Machine Learning for Anomaly Detection in Blockchain: A Critical Analysis, Empirical Validation, and Future Outlook

Blockchain technology has transformed how data are stored and transactions are processed in a distributed environment. Blockchain assures data integrity by validating transactions through the consensus of a distributed ledger involving several miners as validators. Although blockchain provides multiple advantages, it has also been subject to some malicious attacks, such as a 51% attack, which is considered a potential risk to data integrity. These attacks can be detected by analyzing the anomalous node behavior of miner nodes in the network, and data analysis plays a vital role in detecting and overcoming these attacks to make a secure blockchain.
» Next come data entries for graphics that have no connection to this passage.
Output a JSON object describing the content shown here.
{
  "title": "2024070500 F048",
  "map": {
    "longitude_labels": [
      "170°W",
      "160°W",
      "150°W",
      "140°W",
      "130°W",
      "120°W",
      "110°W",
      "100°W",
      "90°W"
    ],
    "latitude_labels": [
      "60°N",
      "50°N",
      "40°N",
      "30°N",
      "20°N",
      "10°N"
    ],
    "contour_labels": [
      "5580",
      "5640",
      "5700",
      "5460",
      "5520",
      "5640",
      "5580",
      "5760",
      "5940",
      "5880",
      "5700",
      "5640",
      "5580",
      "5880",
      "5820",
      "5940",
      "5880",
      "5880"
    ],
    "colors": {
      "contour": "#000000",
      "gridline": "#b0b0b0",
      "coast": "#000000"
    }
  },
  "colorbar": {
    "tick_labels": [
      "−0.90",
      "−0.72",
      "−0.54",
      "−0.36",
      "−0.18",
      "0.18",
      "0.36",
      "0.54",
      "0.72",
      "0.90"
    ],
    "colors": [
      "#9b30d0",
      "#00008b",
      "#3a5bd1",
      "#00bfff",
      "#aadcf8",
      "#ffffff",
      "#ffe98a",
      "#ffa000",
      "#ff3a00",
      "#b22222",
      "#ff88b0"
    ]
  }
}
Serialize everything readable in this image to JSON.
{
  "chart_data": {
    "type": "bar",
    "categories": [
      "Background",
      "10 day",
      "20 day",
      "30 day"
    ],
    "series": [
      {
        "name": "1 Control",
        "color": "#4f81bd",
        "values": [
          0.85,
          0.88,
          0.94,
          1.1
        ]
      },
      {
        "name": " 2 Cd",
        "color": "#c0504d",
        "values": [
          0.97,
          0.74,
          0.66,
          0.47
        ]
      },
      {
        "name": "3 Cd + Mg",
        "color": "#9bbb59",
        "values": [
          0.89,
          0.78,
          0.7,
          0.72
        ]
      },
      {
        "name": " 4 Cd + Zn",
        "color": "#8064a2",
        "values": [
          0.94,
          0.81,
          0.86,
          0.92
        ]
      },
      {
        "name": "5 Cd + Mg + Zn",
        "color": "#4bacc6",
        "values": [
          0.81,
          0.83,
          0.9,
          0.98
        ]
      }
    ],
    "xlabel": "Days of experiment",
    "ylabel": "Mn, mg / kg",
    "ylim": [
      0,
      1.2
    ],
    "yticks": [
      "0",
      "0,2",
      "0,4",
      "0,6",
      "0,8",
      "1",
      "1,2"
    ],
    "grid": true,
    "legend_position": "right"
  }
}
Integrating machine learning algorithms with blockchain has become a significant approach to detecting anomalies such as a 51% attack and double spending. This study comprehensively analyzes various machine learning (ML) methods to detect anomalies in blockchain networks. It presents a Systematic Literature Review (SLR) and a classification to explore the integration of blockchain and ML for anomaly detection in blockchain networks. We implemented Random Forest, AdaBoost, XGBoost, K-means, and Isolation Forest ML models to evaluate their performance in detecting Blockchain anomalies, such as a 51% attack. Additionally, we identified future research directions, including challenges related to scalability, network latency, imbalanced datasets, the dynamic nature of anomalies, and the lack of standardization in blockchain protocols. This study acts as a benchmark for additional research on how ML algorithms identify anomalies in blockchain technology and aids ongoing studies in this rapidly evolving field.